Le prix de l’essence pourrait grimper de plus de 11 cents le litre au Nouveau-Brunswick d’ici cinq ans en raison de la tarification du carbone.

La ministre fédérale de l’Environnement et des Changements climatiques, Catherine McKenna, a présenté, jeudi, le plan de son gouvernement pour les provinces qui n’ont pas encore mis un prix sur leurs émissions de carbone.

La Colombie-Britannique, l’Alberta, l’Ontario et le Québec, notamment, seront exemptés de cette mesure puisqu’elles ont déjà adopté leur propre mécanisme de tarification du carbone.

Le Nouveau-Brunswick pourrait quant à lui être frappé de plein fouet par la nouvelle taxe, que le fédéral appelle un «filet de sécurité», à partir de l’an prochain.

Le plan fédéral comprend deux volets. Une taxe sur les combustibles fossiles et un système de plafonnement et d’échange des droits d’émissions pour les grands pollueurs.

La nouvelle taxe sur l’essence sera d’abord de 2,33 cents le litre en 2018, avant de grimper progressivement jusqu’à 11,63 cents le litre en 2022.

Selon les données de Statistique Canada datant de 2009, les automobilistes canadiens consomment en moyenne 1500 litres d’essence par année. La facture des conducteurs sera donc de 35$ de plus en 2018 et de 175$ en 2022.

La taxe sur le diesel commencera à 2,74 cents le litre pour atteindre 13,69 cents le litre cinq en plus tard.

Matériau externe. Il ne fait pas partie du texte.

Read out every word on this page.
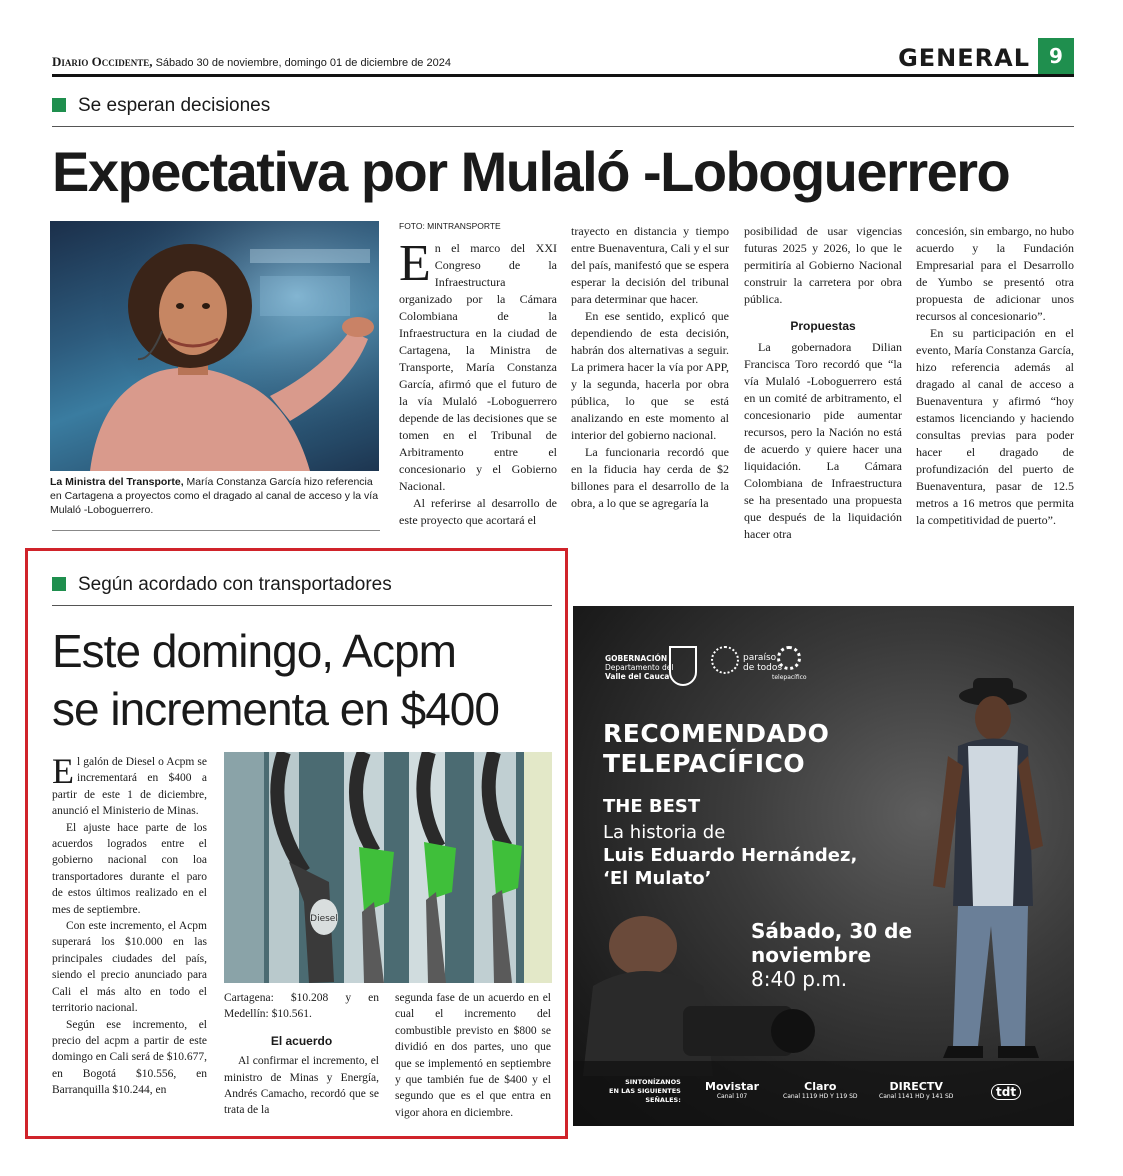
Diario Occidente, Sábado 30 de noviembre, domingo 01 de diciembre de 2024	GENERAL 9
Se esperan decisiones
Expectativa por Mulaló -Loboguerrero
La Ministra del Transporte, María Constanza García hizo referencia en Cartagena a proyectos como el dragado al canal de acceso y la vía Mulaló -Loboguerrero.
FOTO: MINTRANSPORTE

En el marco del XXI Congreso de la Infraestructura organizado por la Cámara Colombiana de la Infraestructura en la ciudad de Cartagena, la Ministra de Transporte, María Constanza García, afirmó que el futuro de la vía Mulaló -Loboguerrero depende de las decisiones que se tomen en el Tribunal de Arbitramento entre el concesionario y el Gobierno Nacional.

Al referirse al desarrollo de este proyecto que acortará el

trayecto en distancia y tiempo entre Buenaventura, Cali y el sur del país, manifestó que se espera esperar la decisión del tribunal para determinar que hacer.

En ese sentido, explicó que dependiendo de esta decisión, habrán dos alternativas a seguir. La primera hacer la vía por APP, y la segunda, hacerla por obra pública, lo que se está analizando en este momento al interior del gobierno nacional.

La funcionaria recordó que en la fiducia hay cerda de $2 billones para el desarrollo de la obra, a lo que se agregaría la

posibilidad de usar vigencias futuras 2025 y 2026, lo que le permitiría al Gobierno Nacional construir la carretera por obra pública.

Propuestas

La gobernadora Dilian Francisca Toro recordó que “la vía Mulaló -Loboguerrero está en un comité de arbitramento, el concesionario pide aumentar recursos, pero la Nación no está de acuerdo y quiere hacer una liquidación. La Cámara Colombiana de Infraestructura se ha presentado una propuesta que después de la liquidación hacer otra

concesión, sin embargo, no hubo acuerdo y la Fundación Empresarial para el Desarrollo de Yumbo se presentó otra propuesta de adicionar unos recursos al concesionario”.

En su participación en el evento, María Constanza García, hizo referencia además al dragado al canal de acceso a Buenaventura y afirmó “hoy estamos licenciando y haciendo consultas previas para poder hacer el dragado de profundización del puerto de Buenaventura, pasar de 12.5 metros a 16 metros que permita la competitividad de puerto”.

Según acordado con transportadores
Este domingo, Acpm
se incrementa en $400

El galón de Diesel o Acpm se incrementará en $400 a partir de este 1 de diciembre, anunció el Ministerio de Minas.

El ajuste hace parte de los acuerdos logrados entre el gobierno nacional con loa transportadores durante el paro de estos últimos realizado en el mes de septiembre.

Con este incremento, el Acpm superará los $10.000 en las principales ciudades del país, siendo el precio anunciado para Cali el más alto en todo el territorio nacional.

Según ese incremento, el precio del acpm a partir de este domingo en Cali será de $10.677, en Bogotá $10.556, en Barranquilla $10.244, en

Diesel

Cartagena: $10.208 y en Medellín: $10.561.

El acuerdo

Al confirmar el incremento, el ministro de Minas y Energía, Andrés Camacho, recordó que se trata de la

segunda fase de un acuerdo en el cual el incremento del combustible previsto en $800 se dividió en dos partes, uno que que se implementó en septiembre y que también fue de $400 y el segundo que es el que entra en vigor ahora en diciembre.

GOBERNACIÓN
Departamento del
Valle del Cauca
paraíso
de todos
telepacífico
RECOMENDADO
TELEPACÍFICO
THE BEST
La historia de
Luis Eduardo Hernández,
‘El Mulato’
Sábado, 30 de
noviembre
8:40 p.m.
SINTONÍZANOS
EN LAS SIGUIENTES
SEÑALES:
Movistar
Canal 107
Claro
Canal 1119 HD Y 119 SD
DIRECTV
Canal 1141 HD y 141 SD	tdt
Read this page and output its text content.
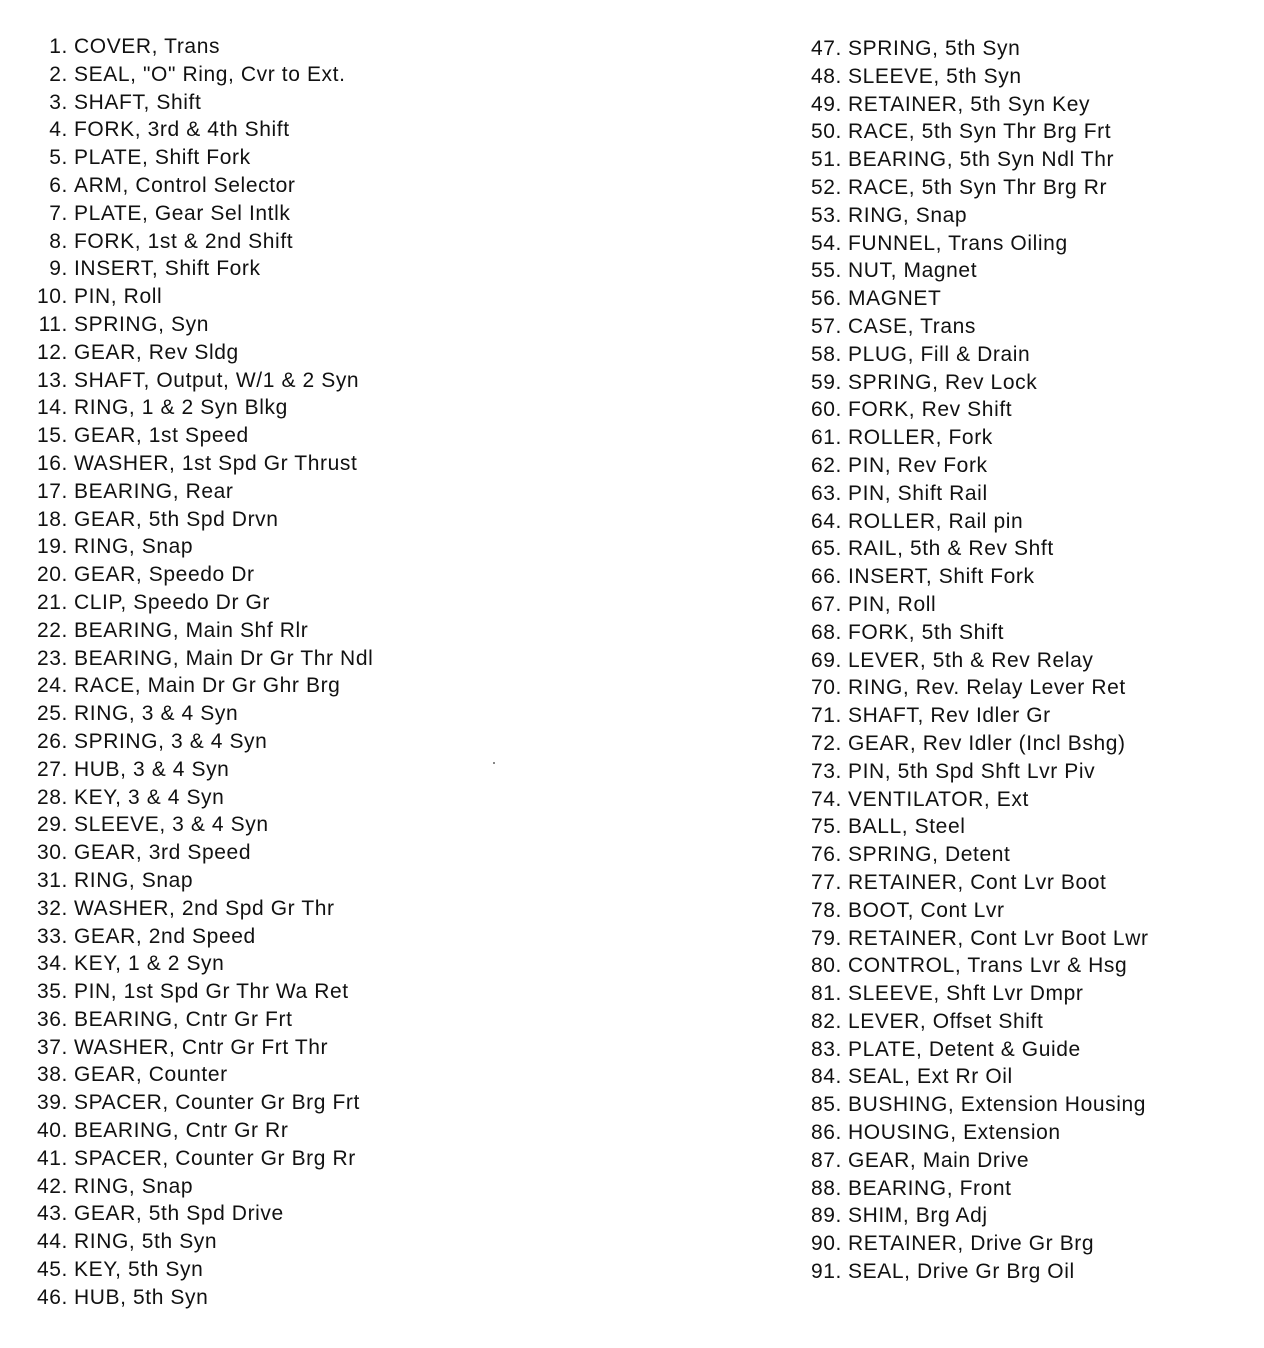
1. COVER, Trans
2. SEAL, "O" Ring, Cvr to Ext.
3. SHAFT, Shift
4. FORK, 3rd & 4th Shift
5. PLATE, Shift Fork
6. ARM, Control Selector
7. PLATE, Gear Sel Intlk
8. FORK, 1st & 2nd Shift
9. INSERT, Shift Fork
10. PIN, Roll
11. SPRING, Syn
12. GEAR, Rev Sldg
13. SHAFT, Output, W/1 & 2 Syn
14. RING, 1 & 2 Syn Blkg
15. GEAR, 1st Speed
16. WASHER, 1st Spd Gr Thrust
17. BEARING, Rear
18. GEAR, 5th Spd Drvn
19. RING, Snap
20. GEAR, Speedo Dr
21. CLIP, Speedo Dr Gr
22. BEARING, Main Shf Rlr
23. BEARING, Main Dr Gr Thr Ndl
24. RACE, Main Dr Gr Ghr Brg
25. RING, 3 & 4 Syn
26. SPRING, 3 & 4 Syn
27. HUB, 3 & 4 Syn
28. KEY, 3 & 4 Syn
29. SLEEVE, 3 & 4 Syn
30. GEAR, 3rd Speed
31. RING, Snap
32. WASHER, 2nd Spd Gr Thr
33. GEAR, 2nd Speed
34. KEY, 1 & 2 Syn
35. PIN, 1st Spd Gr Thr Wa Ret
36. BEARING, Cntr Gr Frt
37. WASHER, Cntr Gr Frt Thr
38. GEAR, Counter
39. SPACER, Counter Gr Brg Frt
40. BEARING, Cntr Gr Rr
41. SPACER, Counter Gr Brg Rr
42. RING, Snap
43. GEAR, 5th Spd Drive
44. RING, 5th Syn
45. KEY, 5th Syn
46. HUB, 5th Syn
47. SPRING, 5th Syn
48. SLEEVE, 5th Syn
49. RETAINER, 5th Syn Key
50. RACE, 5th Syn Thr Brg Frt
51. BEARING, 5th Syn Ndl Thr
52. RACE, 5th Syn Thr Brg Rr
53. RING, Snap
54. FUNNEL, Trans Oiling
55. NUT, Magnet
56. MAGNET
57. CASE, Trans
58. PLUG, Fill & Drain
59. SPRING, Rev Lock
60. FORK, Rev Shift
61. ROLLER, Fork
62. PIN, Rev Fork
63. PIN, Shift Rail
64. ROLLER, Rail pin
65. RAIL, 5th & Rev Shft
66. INSERT, Shift Fork
67. PIN, Roll
68. FORK, 5th Shift
69. LEVER, 5th & Rev Relay
70. RING, Rev. Relay Lever Ret
71. SHAFT, Rev Idler Gr
72. GEAR, Rev Idler (Incl Bshg)
73. PIN, 5th Spd Shft Lvr Piv
74. VENTILATOR, Ext
75. BALL, Steel
76. SPRING, Detent
77. RETAINER, Cont Lvr Boot
78. BOOT, Cont Lvr
79. RETAINER, Cont Lvr Boot Lwr
80. CONTROL, Trans Lvr & Hsg
81. SLEEVE, Shft Lvr Dmpr
82. LEVER, Offset Shift
83. PLATE, Detent & Guide
84. SEAL, Ext Rr Oil
85. BUSHING, Extension Housing
86. HOUSING, Extension
87. GEAR, Main Drive
88. BEARING, Front
89. SHIM, Brg Adj
90. RETAINER, Drive Gr Brg
91. SEAL, Drive Gr Brg Oil
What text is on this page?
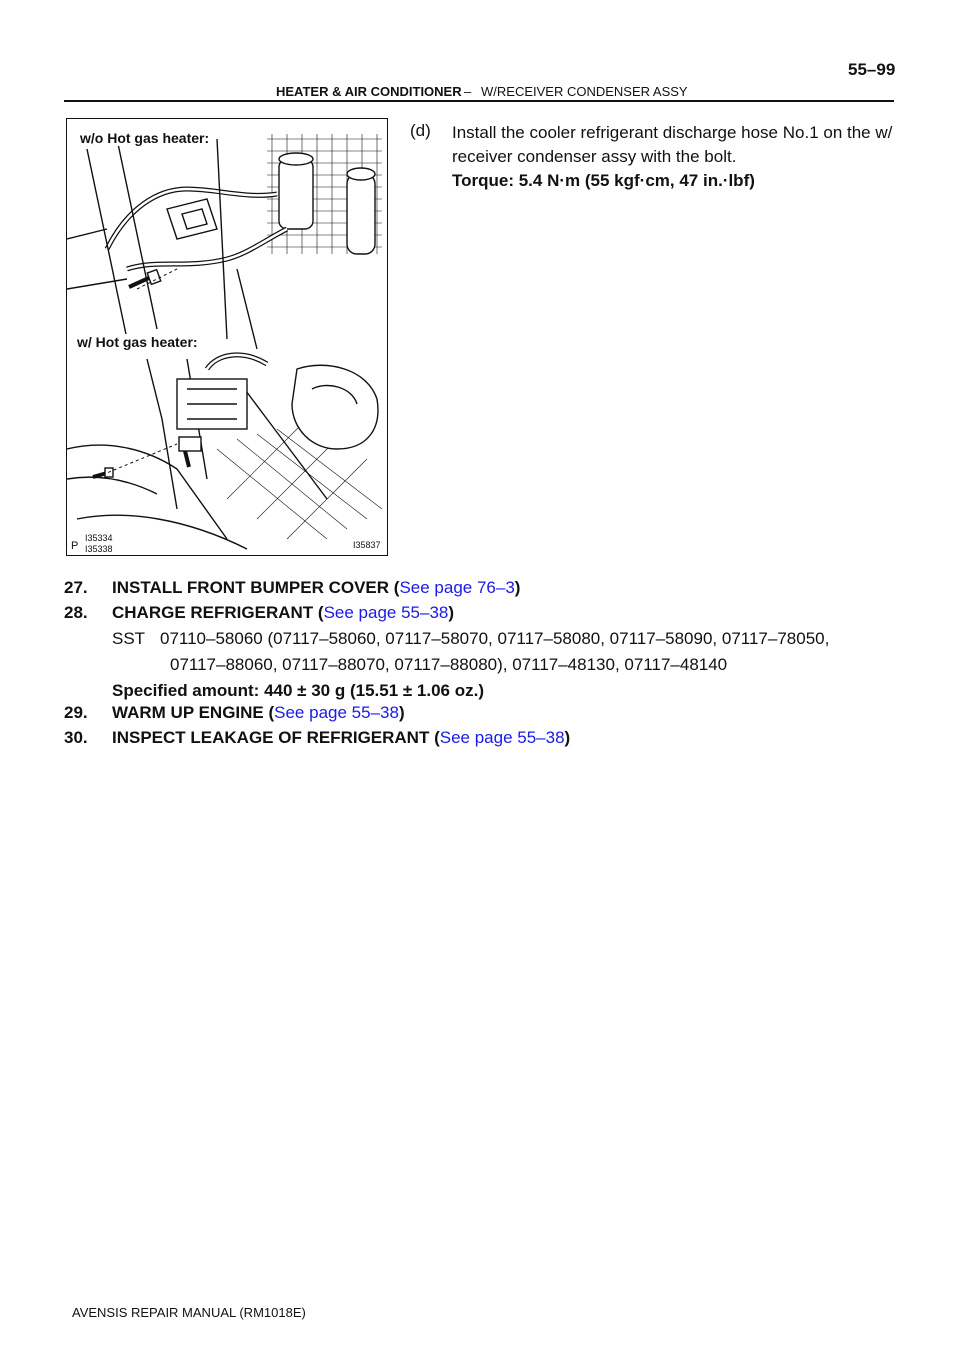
55–99
HEATER & AIR CONDITIONER – W/RECEIVER CONDENSER ASSY
w/o Hot gas heater:
w/ Hot gas heater:
P
I35334
I35338	I35837
(d) Install the cooler refrigerant discharge hose No.1 on the w/ receiver condenser assy with the bolt.
Torque: 5.4 N·m (55 kgf·cm, 47 in.·lbf)
27. INSTALL FRONT BUMPER COVER (See page 76–3)
28. CHARGE REFRIGERANT (See page 55–38)
SST 07110–58060 (07117–58060, 07117–58070, 07117–58080, 07117–58090, 07117–78050,
07117–88060, 07117–88070, 07117–88080), 07117–48130, 07117–48140
Specified amount: 440 ± 30 g (15.51 ± 1.06 oz.)
29. WARM UP ENGINE (See page 55–38)
30. INSPECT LEAKAGE OF REFRIGERANT (See page 55–38)
AVENSIS REPAIR MANUAL (RM1018E)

Celle sur le gaz naturel sera de 1,96 cent par mètre cube lors de l’entrée en vigueur de la taxe avant de hausser jusqu’à 9,79 cents par mètre cube.

Le second volet du plan, un type de marché du carbone, s’appliquera seulement aux installations qui émettent au moins 50 kilotonnes de carbone par année dans l’atmosphère.

En 2015, le Nouveau-Brunswick comptait onze de ces infrastructures, dont la raffinerie d’Irving Oil à Saint-Jean (2966,93 kilotonnes) et les centrales thermiques d’Énergie NB à Belledune (2123,83 kilotonnes) et Coleson Cove (798,8 kilotonnes).

Afin d’assurer que les grandes industries demeurent compétitives malgré la tarification du carbone, Ottawa a décidé de fixer le plafond des émissions de carbone pour chaque industrie selon la moyenne des émissions par secteur.

Ainsi, la raffinerie d’Irving Oil, par exemple, devra seulement payer pour ses émissions de carbone qui dépassent la moyenne des émissions des raffineries canadiennes pour le même niveau de production.

Ottawa s’est engagé à retourner l’ensemble des revenus de la tarification du carbone dans les coffres des provinces.

Le Nouveau-Brunswick pourrait encore éviter la tarification fédérale en adoptant son propre système, ce qu’a déjà promis de faire le premier ministre Brian Gallant.Son ministre de l’Environnement, Serge Rousselle, n’était pas disponible, vendredi, pour commenter l’annonce du fédéral.

Un porte-parole du ministère de l’Environnement a cependant indiqué par courriel que la province avait toujours l’intention d’adopter une «initiative de tarification du carbone qui sera la meilleure pour le Nouveau-Brunswick (et qui) respectera notre économie régionale tout en contribuant à l’atteinte des cibles canadiennes de réduction des émissions.»

Les revenus de la tarification du carbone «seront réinvestis dans des mesures visant à lutter contre les changements climatiques, comme l’efficacité énergétique dans les foyers, les entreprises, l’industrie et le transport», a précisé Marc André Chiasson.

Le chef de l’opposition officielle à Fredericton, Blaine Higgs, s’oppose à la tarification du carbone. À son avis, le Nouveau-Brunswick devrait se joindre à la Saskatchewan dans sa bataille pour faire invalider les plans d’Ottawa par les tribunaux.

«Il semble que la Saskatchewan est la seule province qui a décidé de résister (…) et je pense que nous devrions faire la même chose ici. Il faut se tenir debout pour notre province», a affirmé le chef du Parti progressiste-conservateur.

Le chef du Parti vert, David Coon, est en faveur de la taxe sur les combustibles fossiles, à condition que les revenus servent à aider les citoyens à réduire leur consommation d’énergie à la maison et dans les transports.

Il craint cependant que les émissions de carbone du Nouveau-Brunswick puissent continuer à augmenter sous la réglementation fédérale puisqu’Ottawa n’a pas prévu de plafond absolu pour les grandes industries.